Holiday Inn, formerly the Bedford Hotel
Photo by Tony Mould
The Brighton Centre
Photo by Tony Mould
Brighton Police Station, John Street
Photo by Tony Mould

Please note that this text is an extract from a reference work written in 1990.  As a result, some of the content may not reflect recent changes and events.

k) POST-WAR DEVELOPMENT:

The immediate post-war need was for housing and large estates were rapidly erected by the council at Bevendean, Coldean and Hollingbury. A little of the pre-war style lingered on into the 1950s, however, with buildings such as the Western Bathing Pavilion; Barclays Bank, North Street; and some of the factories on the Hollingbury and Moulsecoomb Way industrial estates.

From the late 1950s until the early 1970s the townscape was radically changed by the widespread replacement of many small, terraced houses with numerous blocks of both high- and low-rise flats. The predominant use of concrete, the harshness of line, the brutal disregard for location, and the pure functionalism of designs in this period have resulted in many buildings which can only be described as ‘ugly’: within this category must fall the Albion Hill redevelopment; the Bedford Hotel; Churchill Square; the Law Courts, Edward Street; New England House; Osprey House, Sillwood Place; the Police Station, John Street; the eastern side of Queen’s Road; St James’s House, High Street; Sussex Heights; Sussex University; and Wellesley House, Waterloo Place.

Other less objectionable buildings of the era include the Brighton Centre; Brighton Square; Church of Jesus Christ of Latter Day Saints, Coldean; Church of the Holy Cross, Woodingdean; Church of the Holy Nativity, Bevendean; Kingswest Boulevard; Polytechnic Art Faculty, Grand Parade; and the Spiritualist Church, Edward Street.

Comments about this page

  • I’m no fan at all of “style” as applied to human habitats (of all types and sizes) but the 1970s certainly ushered in some dreadful built environments.

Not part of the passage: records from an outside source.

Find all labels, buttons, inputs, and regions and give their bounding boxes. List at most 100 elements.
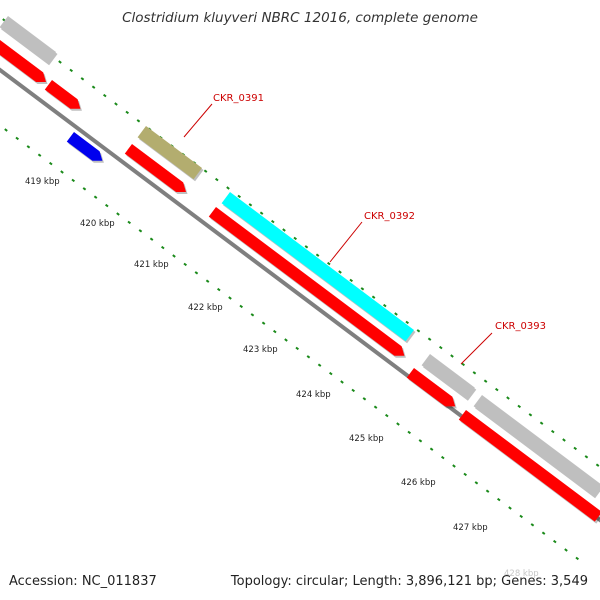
- ruler-tick-lower: [396, 422, 400, 426]
- ruler-tick-upper: [584, 455, 589, 459]
- ruler-tick-lower: [228, 296, 232, 300]
- ruler-tick-lower: [183, 262, 187, 267]
- ruler-tick-lower: [104, 203, 109, 208]
- ruler-tick-lower: [194, 271, 199, 275]
- cds-arrow[interactable]: [44, 80, 81, 109]
- ruler-tick-lower: [239, 304, 243, 309]
- callout-line: [329, 221, 363, 263]
- ruler-tick-upper: [91, 85, 96, 89]
- ruler-tick-lower: [15, 136, 20, 141]
- ruler-tick-lower: [273, 329, 277, 334]
- ruler-tick-lower: [519, 514, 524, 519]
- gene-feature[interactable]: [0, 16, 56, 64]
- ruler-tick-upper: [416, 329, 421, 333]
- ruler-tick-lower: [564, 548, 568, 552]
- ruler-tick-upper: [282, 228, 286, 232]
- ruler-tick-lower: [373, 405, 378, 409]
- ruler-label: 421 kbp: [134, 260, 169, 270]
- ruler-tick-lower: [82, 187, 87, 191]
- ruler-label: 424 kbp: [296, 390, 331, 400]
- ruler-tick-upper: [136, 119, 141, 123]
- gene-label[interactable]: CKR_0392: [364, 211, 415, 222]
- ruler-tick-lower: [340, 380, 344, 384]
- map-title: Clostridium kluyveri NBRC 12016, complet…: [122, 10, 478, 26]
- ruler-tick-upper: [315, 253, 320, 257]
- gene-label[interactable]: CKR_0393: [495, 321, 546, 332]
- ruler-tick-lower: [463, 472, 467, 477]
- blue-feature[interactable]: [66, 132, 103, 161]
- callout-line: [460, 332, 493, 365]
- ruler-label: 428 kbp: [504, 569, 539, 579]
- ruler-tick-lower: [295, 346, 299, 351]
- ruler-tick-lower: [362, 397, 367, 401]
- ruler-tick-lower: [71, 178, 76, 183]
- ruler-tick-lower: [138, 229, 143, 233]
- ruler-tick-upper: [304, 245, 309, 249]
- ruler-tick-lower: [485, 489, 490, 493]
- cds-arrow[interactable]: [458, 410, 600, 522]
- ruler-tick-lower: [575, 556, 580, 561]
- ruler-tick-upper: [439, 345, 443, 350]
- ruler-tick-lower: [418, 439, 423, 443]
- ruler-tick-lower: [306, 355, 311, 359]
- ruler-tick-lower: [452, 464, 456, 468]
- ruler-tick-upper: [461, 362, 465, 367]
- ruler-label: 425 kbp: [349, 434, 384, 444]
- cds-arrow[interactable]: [124, 144, 186, 192]
- gene-feature-CKR_0392[interactable]: [221, 192, 414, 342]
- ruler-tick-lower: [172, 254, 176, 258]
- ruler-tick-lower: [317, 363, 322, 367]
- ruler-tick-upper: [58, 60, 62, 64]
- ruler-tick-lower: [407, 430, 411, 435]
- ruler-tick-upper: [226, 186, 230, 190]
- ruler-tick-upper: [528, 413, 533, 417]
- ruler-tick-lower: [429, 447, 434, 451]
- ruler-tick-upper: [80, 77, 85, 81]
- ruler-tick-lower: [4, 128, 8, 132]
- ruler-tick-upper: [259, 211, 264, 215]
- ruler-label: 423 kbp: [243, 345, 278, 355]
- ruler-tick-upper: [517, 404, 522, 409]
- ruler-tick-upper: [539, 421, 544, 425]
- cds-arrow[interactable]: [406, 368, 456, 407]
- misc-feature[interactable]: [137, 126, 202, 180]
- ruler-tick-lower: [37, 153, 42, 157]
- ruler-tick-lower: [48, 161, 53, 166]
- ruler-tick-lower: [161, 245, 165, 250]
- gene-feature[interactable]: [421, 354, 475, 399]
- ruler-tick-upper: [327, 261, 331, 266]
- ruler-tick-lower: [149, 237, 154, 241]
- ruler-tick-upper: [573, 446, 578, 451]
- ruler-tick-lower: [385, 413, 389, 418]
- ruler-tick-upper: [506, 396, 510, 400]
- ruler-tick-lower: [127, 220, 131, 225]
- ruler-tick-lower: [284, 338, 288, 342]
- ruler-tick-upper: [203, 169, 208, 173]
- cds-arrow[interactable]: [0, 40, 46, 82]
- ruler-label: 419 kbp: [25, 177, 60, 187]
- ruler-tick-upper: [271, 219, 275, 224]
- gene-feature[interactable]: [473, 395, 600, 497]
- ruler-tick-upper: [383, 303, 387, 308]
- ruler-tick-upper: [550, 429, 555, 434]
- ruler-tick-upper: [248, 203, 253, 207]
- ruler-label: 427 kbp: [453, 523, 488, 533]
- topology-label: Topology: circular; Length: 3,896,121 bp…: [230, 574, 588, 589]
- ruler-tick-upper: [371, 295, 376, 299]
- ruler-tick-upper: [394, 312, 398, 316]
- ruler-tick-upper: [450, 354, 454, 358]
- ruler-tick-upper: [338, 270, 342, 274]
- cds-arrow[interactable]: [208, 207, 405, 356]
- ruler-tick-lower: [26, 145, 31, 149]
- ruler-tick-lower: [205, 279, 210, 283]
- ruler-tick-upper: [483, 379, 488, 383]
- ruler-tick-upper: [562, 438, 566, 442]
- ruler-tick-lower: [351, 388, 355, 393]
- gene-label[interactable]: CKR_0391: [213, 93, 264, 104]
- ruler-tick-lower: [116, 212, 120, 216]
- ruler-tick-upper: [69, 68, 74, 73]
- ruler-tick-upper: [360, 287, 365, 291]
- ruler-tick-upper: [237, 194, 241, 199]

They seemed to have been designed to please the warped aesthetics of designers, builders and council members rather than to serve the social, economic and environmental needs of people and the heritage of Brighton. Copying trappings of “style” by slapping on surface decoration to otherwise poorly performing and poorly conceived buildings (as measured on many social, physical and economic dimensions), is as bad as the dreadful-looking structures illustrated on this page.

    By Phil Allsopp (25/01/2015)
  • Yes Brighton has been mercilessly disfigured by shock waves of sheer ugliness and blandness, much of it towering above the town I used to know and love. In fact, I can’t think right now of any post-1965 development in Brighton that I find attractive. Churchill Square was the first hint of things to come. As for the ‘North Laine conservation area’. Do me a favour! And there’s more on the way folks! Lots of planning applications for huge ugly blocks to further disfigure our once-loved urban landscape. As one architect said to me ‘Beauty is in the eye of the beholder’ – how convenient!